Baseline anxiety effect on outcome of SSRI treatment in patients with severe depression: escitalopram vs paroxetine.
Author(s): Boulenger JP, Hermes A, Huusom AK, Weiller E
Affiliation(s): CHU de Montpellier, Universite Montpellier 1, France. firstname.lastname@example.org
Publication date & source: 2010-03, Curr Med Res Opin., 26(3):605-14.

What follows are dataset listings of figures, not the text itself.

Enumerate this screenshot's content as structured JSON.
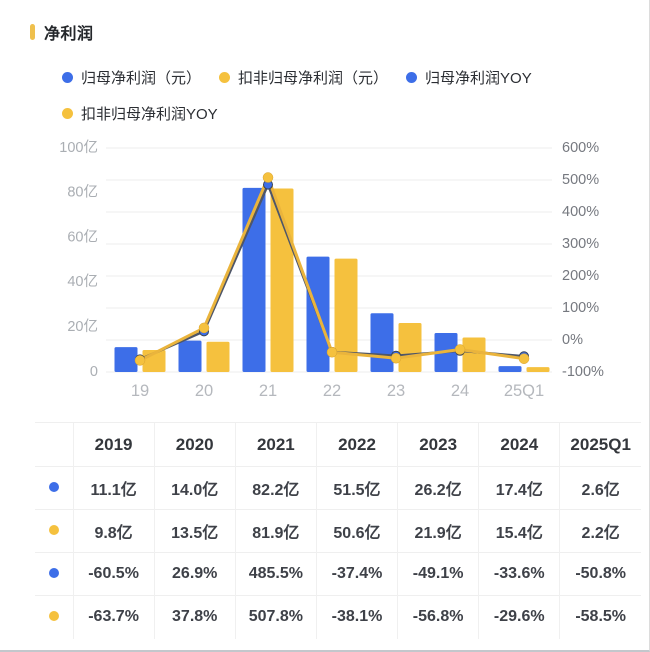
{
  "page": {
    "title": "净利润"
  },
  "colors": {
    "blue": "#3D6EE8",
    "yellow": "#F5C13E",
    "blue_line": "#4E5669",
    "yellow_line": "#EAB43C",
    "accent": "#EFC04D",
    "grid": "#ededed",
    "left_tick_text": "#aaaeb3",
    "right_tick_text": "#75787f",
    "x_tick_text": "#b5b8bd"
  },
  "legend": [
    {
      "label": "归母净利润（元）",
      "color": "#3D6EE8"
    },
    {
      "label": "扣非归母净利润（元）",
      "color": "#F5C13E"
    },
    {
      "label": "归母净利润YOY",
      "color": "#3D6EE8"
    },
    {
      "label": "扣非归母净利润YOY",
      "color": "#F5C13E"
    }
  ],
  "chart_data": {
    "type": "bar",
    "subtype": "dual-axis bar + line",
    "title": "净利润",
    "categories": [
      "19",
      "20",
      "21",
      "22",
      "23",
      "24",
      "25Q1"
    ],
    "series": [
      {
        "name": "归母净利润（元）",
        "type": "bar",
        "axis": "left",
        "unit": "亿",
        "color": "#3D6EE8",
        "values": [
          11.1,
          14.0,
          82.2,
          51.5,
          26.2,
          17.4,
          2.6
        ]
      },
      {
        "name": "扣非归母净利润（元）",
        "type": "bar",
        "axis": "left",
        "unit": "亿",
        "color": "#F5C13E",
        "values": [
          9.8,
          13.5,
          81.9,
          50.6,
          21.9,
          15.4,
          2.2
        ]
      },
      {
        "name": "归母净利润YOY",
        "type": "line",
        "axis": "right",
        "unit": "%",
        "color": "#3D6EE8",
        "line_color": "#4E5669",
        "values": [
          -60.5,
          26.9,
          485.5,
          -37.4,
          -49.1,
          -33.6,
          -50.8
        ]
      },
      {
        "name": "扣非归母净利润YOY",
        "type": "line",
        "axis": "right",
        "unit": "%",
        "color": "#F5C13E",
        "line_color": "#EAB43C",
        "values": [
          -63.7,
          37.8,
          507.8,
          -38.1,
          -56.8,
          -29.6,
          -58.5
        ]
      }
    ],
    "left_axis": {
      "min": 0,
      "max": 100,
      "ticks": [
        {
          "value": 100,
          "label": "100亿"
        },
        {
          "value": 80,
          "label": "80亿"
        },
        {
          "value": 60,
          "label": "60亿"
        },
        {
          "value": 40,
          "label": "40亿"
        },
        {
          "value": 20,
          "label": "20亿"
        },
        {
          "value": 0,
          "label": "0"
        }
      ]
    },
    "right_axis": {
      "min": -100,
      "max": 600,
      "ticks": [
        {
          "value": 600,
          "label": "600%"
        },
        {
          "value": 500,
          "label": "500%"
        },
        {
          "value": 400,
          "label": "400%"
        },
        {
          "value": 300,
          "label": "300%"
        },
        {
          "value": 200,
          "label": "200%"
        },
        {
          "value": 100,
          "label": "100%"
        },
        {
          "value": 0,
          "label": "0%"
        },
        {
          "value": -100,
          "label": "-100%"
        }
      ]
    },
    "grid": true,
    "legend_position": "top"
  },
  "table": {
    "headers": [
      "2019",
      "2020",
      "2021",
      "2022",
      "2023",
      "2024",
      "2025Q1"
    ],
    "rows": [
      {
        "dot_color": "#3D6EE8",
        "cells": [
          "11.1亿",
          "14.0亿",
          "82.2亿",
          "51.5亿",
          "26.2亿",
          "17.4亿",
          "2.6亿"
        ]
      },
      {
        "dot_color": "#F5C13E",
        "cells": [
          "9.8亿",
          "13.5亿",
          "81.9亿",
          "50.6亿",
          "21.9亿",
          "15.4亿",
          "2.2亿"
        ]
      },
      {
        "dot_color": "#3D6EE8",
        "cells": [
          "-60.5%",
          "26.9%",
          "485.5%",
          "-37.4%",
          "-49.1%",
          "-33.6%",
          "-50.8%"
        ]
      },
      {
        "dot_color": "#F5C13E",
        "cells": [
          "-63.7%",
          "37.8%",
          "507.8%",
          "-38.1%",
          "-56.8%",
          "-29.6%",
          "-58.5%"
        ]
      }
    ]
  }
}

Publication type: Comparative Study; Multicenter Study; Randomized Controlled Trial; Research Support, Non-U.S. Gov't
OBJECTIVE: To investigate if treatment outcome for severely depressed patients depends on their baseline level of anxiety. RESEARCH DESIGN AND METHODS: Patients with a primary diagnosis of severe major depressive disorder (n = 459) were randomised to 24 weeks of double-blind treatment with escitalopram (20 mg) or paroxetine (40 mg). Post hoc analyses of efficacy in patients with a baseline HAM-A total score < or =20 (n = 171) or >20 (n = 280) were based on analysis of covariance (ANCOVA) (ITT, LOCF). RESULTS: At week 24, the mean change from baseline in MADRS total scores was -24.2 for escitalopram-treated patients (n = 141) and -21.5 for paroxetine-treated patients (n = 139) (p < 0.05) in high baseline anxiety patients and the mean change from baseline in HAM-A total score was -17.4 (escitalopram) and -15.1 (paroxetine) (p < 0.05). When examining the proportion of complete remitters (CGI-S = 1) after 24 weeks of treatment, there was an increasing treatment difference as a function of baseline HAM-A total score in favour of escitalopram (ITT, LOCF). There was no treatment difference in the low baseline anxiety group. Significantly more patients (p < 0.01) withdrew from the paroxetine group (31%) than from the escitalopram group (17%), partly as the result of significantly more withdrawals due to AEs (p < 0.05). Incidence of AEs and withdrawals were not related to baseline anxiety and there were no significant differences in the incidence of individual AEs with escitalopram compared to paroxetine. LIMITATIONS: The post hoc nature of these analyses, the absence of placebo control group, and the requirement that patients should be suffering from severe depression, limit the generalisability of the results. CONCLUSION: Patients with severe depression together with comorbid anxiety symptoms responded significantly better to treatment with escitalopram 20 mg compared with paroxetine 40 mg. Contrary to paroxetine, escitalopram maintained its efficacy with increasing baseline anxiety levels.